There are arrows leading from the ‘development diagnosis box to each of the three following boxes indicating that they can both be undertaken as a next step after the development diagnosis.
The first of these boxes is titled ‘informal learning content/ courses’ with the description ‘e.g. Leadership and Management Zone’. It is coloured blue to assign it as a learning material.
The second of these boxes is titled ‘practical experience’ with the description ‘e.g. team project, mentoring, governing group membership’. It is coloured orange to assign it as a practical activity.
The third of the learning activity boxes is titled ‘formal learning course/s’ with the description ‘e.g. Scottish Quality and Safety Fellowship Programme.’ It is coloured blue to assign it as a learning material.
There are dotted arrows connecting each of the learning activity boxes to show that they can be undertaken one after the other if desired.

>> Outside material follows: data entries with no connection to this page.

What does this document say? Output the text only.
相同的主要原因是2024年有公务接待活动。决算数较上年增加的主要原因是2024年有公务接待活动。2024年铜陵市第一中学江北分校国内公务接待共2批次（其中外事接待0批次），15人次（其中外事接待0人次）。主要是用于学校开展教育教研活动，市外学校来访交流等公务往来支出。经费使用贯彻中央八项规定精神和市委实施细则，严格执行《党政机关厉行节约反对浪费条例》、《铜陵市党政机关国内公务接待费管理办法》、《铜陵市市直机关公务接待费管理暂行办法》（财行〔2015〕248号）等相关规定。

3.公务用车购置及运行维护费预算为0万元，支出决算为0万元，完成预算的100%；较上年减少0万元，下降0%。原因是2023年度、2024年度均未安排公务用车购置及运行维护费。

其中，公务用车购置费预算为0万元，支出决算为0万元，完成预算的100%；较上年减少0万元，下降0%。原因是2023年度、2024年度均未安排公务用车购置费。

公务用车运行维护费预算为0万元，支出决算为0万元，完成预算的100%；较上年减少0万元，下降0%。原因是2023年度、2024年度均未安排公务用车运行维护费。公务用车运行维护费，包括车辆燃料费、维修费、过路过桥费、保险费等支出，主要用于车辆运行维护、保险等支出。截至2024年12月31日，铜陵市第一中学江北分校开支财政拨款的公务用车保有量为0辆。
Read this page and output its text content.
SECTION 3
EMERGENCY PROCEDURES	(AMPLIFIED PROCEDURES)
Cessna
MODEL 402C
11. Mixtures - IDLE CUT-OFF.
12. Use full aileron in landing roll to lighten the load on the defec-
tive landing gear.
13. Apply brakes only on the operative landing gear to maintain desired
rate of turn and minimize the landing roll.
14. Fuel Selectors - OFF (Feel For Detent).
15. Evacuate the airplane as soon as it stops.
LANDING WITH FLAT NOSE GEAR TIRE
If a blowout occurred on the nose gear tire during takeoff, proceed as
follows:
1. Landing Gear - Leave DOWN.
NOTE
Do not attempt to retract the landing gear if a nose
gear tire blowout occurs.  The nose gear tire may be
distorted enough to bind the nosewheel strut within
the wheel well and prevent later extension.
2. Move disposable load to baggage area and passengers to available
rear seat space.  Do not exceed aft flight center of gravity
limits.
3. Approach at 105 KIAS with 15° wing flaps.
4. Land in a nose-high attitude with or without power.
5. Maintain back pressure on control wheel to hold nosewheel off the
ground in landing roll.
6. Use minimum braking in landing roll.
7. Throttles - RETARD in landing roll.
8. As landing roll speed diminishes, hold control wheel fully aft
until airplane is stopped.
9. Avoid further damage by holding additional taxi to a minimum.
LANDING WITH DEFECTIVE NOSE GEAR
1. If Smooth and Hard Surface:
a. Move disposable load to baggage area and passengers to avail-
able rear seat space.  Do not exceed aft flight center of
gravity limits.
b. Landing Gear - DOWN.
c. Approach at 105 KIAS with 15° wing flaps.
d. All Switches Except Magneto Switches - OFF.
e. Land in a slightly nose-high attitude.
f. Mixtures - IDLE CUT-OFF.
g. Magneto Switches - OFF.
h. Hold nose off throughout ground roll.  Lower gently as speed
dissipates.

The remainder of this guidance document primarily relates to the development assessment stage and the range of formal and informal courses and content available in the area of leadership development. Practical experience is often a feature of formal courses but, as indicated in the diagram above, can also be gained separately through job-related experiences. The value of this cannot be understated as advocated in the widely acknowledged 70: 20: 10 model of personal development.

Diagram 2: 70: 20: 10 Model
Diagram 2 is a tile chart denoting the recommended model for how personal development time is apportioned.
The largest tile is on the left of the diagram and coloured pink. It is titled ‘job-related experiences’ with the description ‘e.g. taking on new tasks’, 70%. It occupies 70% of the diagram.
Moving clockwise is the second largest tile on the upper right hand side of the diagram. This is coloured orange and titled ‘interactions with others’ and has the description e.g. coaching, mentoring, group work, 20%’. It occupies 20% of the total diagram.
The third tile is coloured blue and sits below the orange tile. It is titled ‘formal education events’ with the description e.g. courses, 10%. It occupies 10% of the diagram. 
Together the tiles equal 100%.

Designed to support a continual process of performance enhancement, this model is based on a blended approach to learning whereby 70% of learning is through job-related experiences, 20% is through interactions with others and 10% is through formal education events. It is recommended that colleagues bear this in mind when considering their individual leadership development journey.